As is, the Electoral College needs some work. It doesn't make much sense for Candidate A to get all a states' electoral votes just because he wins 51% of the popular vote. The Colorado plan makes some progress towards a more accurate reflection of the choice for president made by the citizens of Colorado. If more, or even all the states were to adopt a similar model (distribution of its electoral votes is the prerogative of a state), the United States would move closer to fulfilling the promise of its democracy.
But wait! We're not a democracy and never have been, at least according to Mike Rosen in The Rocky Mountain News. He argues that we are a republic, a system of checks and balances designed to avoid the tyranny of the majority that accompanies "an unrestrained democracy."
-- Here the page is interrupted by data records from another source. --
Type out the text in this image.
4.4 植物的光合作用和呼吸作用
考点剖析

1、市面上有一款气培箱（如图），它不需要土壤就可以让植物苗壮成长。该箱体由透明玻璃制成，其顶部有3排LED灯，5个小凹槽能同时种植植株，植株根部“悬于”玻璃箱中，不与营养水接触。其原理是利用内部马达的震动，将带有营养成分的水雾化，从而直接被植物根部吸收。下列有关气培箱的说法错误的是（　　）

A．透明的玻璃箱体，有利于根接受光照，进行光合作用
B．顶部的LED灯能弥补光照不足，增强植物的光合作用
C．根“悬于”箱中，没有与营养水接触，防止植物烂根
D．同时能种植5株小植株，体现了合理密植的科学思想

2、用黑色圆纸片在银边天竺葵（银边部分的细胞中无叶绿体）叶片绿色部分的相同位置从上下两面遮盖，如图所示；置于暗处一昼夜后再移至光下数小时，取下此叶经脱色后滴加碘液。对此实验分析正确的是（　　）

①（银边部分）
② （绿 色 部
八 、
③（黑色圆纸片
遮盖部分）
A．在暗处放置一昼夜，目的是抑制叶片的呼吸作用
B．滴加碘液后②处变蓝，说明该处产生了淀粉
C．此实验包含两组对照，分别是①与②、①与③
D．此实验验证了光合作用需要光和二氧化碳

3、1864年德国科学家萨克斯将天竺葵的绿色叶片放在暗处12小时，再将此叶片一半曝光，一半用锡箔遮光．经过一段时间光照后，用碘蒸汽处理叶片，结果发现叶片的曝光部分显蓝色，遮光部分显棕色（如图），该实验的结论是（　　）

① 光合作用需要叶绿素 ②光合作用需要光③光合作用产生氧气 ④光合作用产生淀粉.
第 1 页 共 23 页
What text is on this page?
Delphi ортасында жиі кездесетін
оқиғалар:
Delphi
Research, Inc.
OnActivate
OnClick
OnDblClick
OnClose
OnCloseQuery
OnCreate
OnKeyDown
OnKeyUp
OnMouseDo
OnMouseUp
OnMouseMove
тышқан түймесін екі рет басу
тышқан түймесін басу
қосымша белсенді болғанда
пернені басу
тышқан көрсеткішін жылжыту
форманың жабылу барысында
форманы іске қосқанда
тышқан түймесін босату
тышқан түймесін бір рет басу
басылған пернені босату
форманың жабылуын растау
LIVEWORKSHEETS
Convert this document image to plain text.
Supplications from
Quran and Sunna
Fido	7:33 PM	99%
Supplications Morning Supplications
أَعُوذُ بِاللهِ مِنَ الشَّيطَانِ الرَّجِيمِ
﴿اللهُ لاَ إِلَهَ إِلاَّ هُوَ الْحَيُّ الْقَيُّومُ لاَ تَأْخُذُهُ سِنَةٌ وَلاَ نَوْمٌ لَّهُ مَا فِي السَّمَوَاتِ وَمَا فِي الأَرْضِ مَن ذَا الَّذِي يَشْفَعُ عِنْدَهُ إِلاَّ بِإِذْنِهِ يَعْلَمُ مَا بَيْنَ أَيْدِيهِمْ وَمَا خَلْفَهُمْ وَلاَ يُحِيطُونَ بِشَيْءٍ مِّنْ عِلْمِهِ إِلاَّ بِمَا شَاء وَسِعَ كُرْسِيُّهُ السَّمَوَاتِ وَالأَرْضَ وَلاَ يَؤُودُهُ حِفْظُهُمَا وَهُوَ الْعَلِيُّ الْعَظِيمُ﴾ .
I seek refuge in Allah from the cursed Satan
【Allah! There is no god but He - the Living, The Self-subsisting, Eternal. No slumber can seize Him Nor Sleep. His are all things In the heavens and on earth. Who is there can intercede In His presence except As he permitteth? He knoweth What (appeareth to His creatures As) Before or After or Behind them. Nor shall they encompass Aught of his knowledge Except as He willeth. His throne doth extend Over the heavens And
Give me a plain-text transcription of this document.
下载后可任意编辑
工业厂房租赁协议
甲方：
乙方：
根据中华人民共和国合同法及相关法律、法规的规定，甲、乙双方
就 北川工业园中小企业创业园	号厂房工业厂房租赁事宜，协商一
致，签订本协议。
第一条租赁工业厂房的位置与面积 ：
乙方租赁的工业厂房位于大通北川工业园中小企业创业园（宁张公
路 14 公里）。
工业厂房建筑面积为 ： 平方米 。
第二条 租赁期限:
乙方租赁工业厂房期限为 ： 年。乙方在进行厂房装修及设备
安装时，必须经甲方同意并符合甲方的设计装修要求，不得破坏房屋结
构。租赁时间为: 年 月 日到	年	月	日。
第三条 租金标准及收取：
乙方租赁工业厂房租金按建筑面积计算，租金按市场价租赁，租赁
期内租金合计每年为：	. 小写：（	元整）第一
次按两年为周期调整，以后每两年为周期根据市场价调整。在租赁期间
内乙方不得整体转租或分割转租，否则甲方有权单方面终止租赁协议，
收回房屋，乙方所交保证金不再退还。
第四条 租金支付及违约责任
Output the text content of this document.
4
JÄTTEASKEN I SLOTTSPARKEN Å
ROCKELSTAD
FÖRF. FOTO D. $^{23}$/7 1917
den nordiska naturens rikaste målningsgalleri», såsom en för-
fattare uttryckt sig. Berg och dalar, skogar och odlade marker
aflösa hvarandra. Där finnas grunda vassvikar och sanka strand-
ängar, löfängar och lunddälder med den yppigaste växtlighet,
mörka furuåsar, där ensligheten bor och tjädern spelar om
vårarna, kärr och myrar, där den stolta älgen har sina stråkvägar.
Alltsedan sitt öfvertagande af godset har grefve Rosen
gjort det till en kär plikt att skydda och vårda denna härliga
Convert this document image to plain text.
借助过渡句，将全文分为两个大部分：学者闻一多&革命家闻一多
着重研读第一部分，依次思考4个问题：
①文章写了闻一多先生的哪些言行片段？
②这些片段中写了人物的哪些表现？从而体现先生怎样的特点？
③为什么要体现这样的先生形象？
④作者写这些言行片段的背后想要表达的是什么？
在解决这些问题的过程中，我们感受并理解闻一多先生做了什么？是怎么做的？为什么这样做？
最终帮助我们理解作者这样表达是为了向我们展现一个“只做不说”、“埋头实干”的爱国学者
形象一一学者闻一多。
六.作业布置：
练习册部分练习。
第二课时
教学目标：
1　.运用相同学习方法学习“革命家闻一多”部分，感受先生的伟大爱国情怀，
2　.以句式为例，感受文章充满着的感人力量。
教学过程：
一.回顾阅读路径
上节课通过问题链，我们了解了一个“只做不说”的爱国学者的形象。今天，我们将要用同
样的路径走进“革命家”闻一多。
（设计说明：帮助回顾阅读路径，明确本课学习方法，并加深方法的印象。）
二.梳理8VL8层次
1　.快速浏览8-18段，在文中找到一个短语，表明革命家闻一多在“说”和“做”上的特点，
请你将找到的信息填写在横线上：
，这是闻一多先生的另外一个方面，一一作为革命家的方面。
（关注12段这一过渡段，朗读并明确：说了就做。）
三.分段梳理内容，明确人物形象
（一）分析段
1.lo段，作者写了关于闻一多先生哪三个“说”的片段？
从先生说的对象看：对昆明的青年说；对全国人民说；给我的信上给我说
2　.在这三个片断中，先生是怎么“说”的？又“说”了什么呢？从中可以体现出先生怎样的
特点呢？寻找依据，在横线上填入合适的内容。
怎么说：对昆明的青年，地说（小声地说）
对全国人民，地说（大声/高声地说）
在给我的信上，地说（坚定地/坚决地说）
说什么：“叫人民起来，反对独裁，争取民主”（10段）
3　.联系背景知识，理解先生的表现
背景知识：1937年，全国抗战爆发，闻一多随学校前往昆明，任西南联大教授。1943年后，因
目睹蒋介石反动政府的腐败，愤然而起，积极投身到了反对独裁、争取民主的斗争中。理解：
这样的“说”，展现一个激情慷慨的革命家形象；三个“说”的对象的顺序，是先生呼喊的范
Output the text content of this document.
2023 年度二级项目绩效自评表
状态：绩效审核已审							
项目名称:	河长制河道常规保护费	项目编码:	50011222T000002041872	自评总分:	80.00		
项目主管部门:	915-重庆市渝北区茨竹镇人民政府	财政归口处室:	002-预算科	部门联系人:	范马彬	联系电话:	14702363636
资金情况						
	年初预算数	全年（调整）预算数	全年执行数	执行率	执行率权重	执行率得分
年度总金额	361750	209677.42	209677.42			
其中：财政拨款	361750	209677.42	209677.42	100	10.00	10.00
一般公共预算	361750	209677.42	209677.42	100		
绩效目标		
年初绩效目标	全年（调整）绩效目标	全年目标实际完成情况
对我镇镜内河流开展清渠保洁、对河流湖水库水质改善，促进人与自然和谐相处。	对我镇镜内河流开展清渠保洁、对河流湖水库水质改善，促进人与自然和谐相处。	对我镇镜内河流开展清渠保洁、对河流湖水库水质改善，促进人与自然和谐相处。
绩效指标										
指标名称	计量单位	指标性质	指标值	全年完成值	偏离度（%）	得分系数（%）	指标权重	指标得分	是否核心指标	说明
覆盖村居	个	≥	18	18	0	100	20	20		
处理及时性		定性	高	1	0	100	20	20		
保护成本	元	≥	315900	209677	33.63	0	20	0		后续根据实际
But Mike, doesn't Colorado's (and for that matter, all states except for Maine and Nebraska) current system of granting all its electoral votes to the majority winner of the popular vote constitute a tyranny of the majority at the state level?
Americans are informed more by democracy than some stuffy I-know-better-than-you republican elitism. I'll take the word of a well-informed populace over patrician snobbishness any day of the week.
Monday, June 14, 2004
As reported by Yancey Roy in Rochester's Democrat and Chronicle, New York companies are giving way more to candidates than the law allows, sometimes up to four times over the legal limit. The Board of Elections' response? It writes the companies a letter advising them to seek their contribution back.
Of course, that doesn't happen until the election's in the can, and a company's candidate has been sworn in in Albany.
Elections make (or don't make) the democracy. Each citizen of these United States has an equal share in deciding the laws by which we all shall be governed. Until the state legislature and Board of Elections in New York get serious about enforcing the law and limit the influence of companies' powerful concentrations of wealth in their democratic processes, New Yorkers will have to make do with less than that which is theirs by rights - the freedom to choose their leaders.